The thing you have to remember in this case is that people get paid by the kid. So sadly there are a lot of people out there who will try to have the maximum amount of kids at the same time and be stingy as fuck. The Foster Parents get paid to feed and cloath the kid whether they keep them for a day a week or a month and the less money they spend getting the kids new clothes the more they have for themselves. But you must also remember that not all people are greedy like that, there are lots of people out there who will take in the maximum amount of kids because they honestly want to help as many children as they can.
- Would they be allowed to have visitors? (like Veronica for example)

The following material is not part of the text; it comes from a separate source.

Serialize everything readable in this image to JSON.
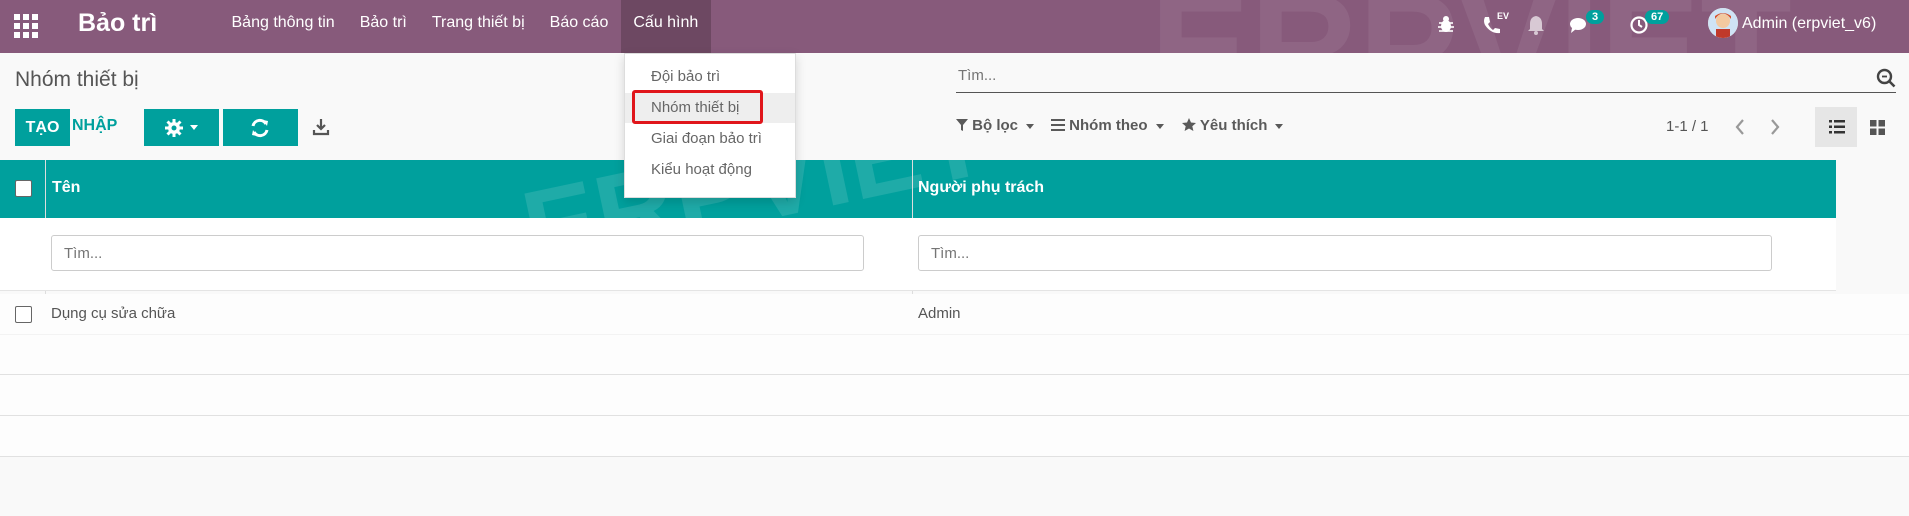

Group Home: I'm not entirely sure on this one, most kids in Group Homes don't usually have many friends outside of The System and are in it because they don't have family or don't have any they want to/can be around them. In my experiance I don't know of any Group Homes that allow visitors at all. Period. End of sentence. Social Workers, Case Workers and other people like that are a completely different story.
Foster Care: It would depend on what the Foster Parents allow personally.
- Would they be allowed to visit other people?
Group Home: Not really. They are allowed overnight sometimes but only with certain rules. The person(s) in question has to have been there at least thirty days, they must be in good standing, it may only be a blood-relative they go to visit, and they must get a pass approved which must be done I think a week ahead of time and must be signed/approved by their Social Worker and/or Case Worker along with any neccesary Staff.
Foster Care: It would depend on what the Foster Parents allow personally.
- What about the father, wouldn't social services have tried to contact him after the mother's death? Would he technically automatically have gotten custody in case they managed to track him down?
First of all they don't really hunt down the Dad, there's an incredible amount of kids in The System and the government just doesn't have the time to hunt down all their relatives. What'd likely happen is that there'd be a note put on his file so that the next time he got pulled over or arrested or something the cops would just kinda say somethiing to him. Something like: "And by the way that chick you knocked up a while back kealed over and we wanted to know if you wanna take you're kids back or anything." If Dad says no then that's it, the boys are stuck in The System until they run or turn 18.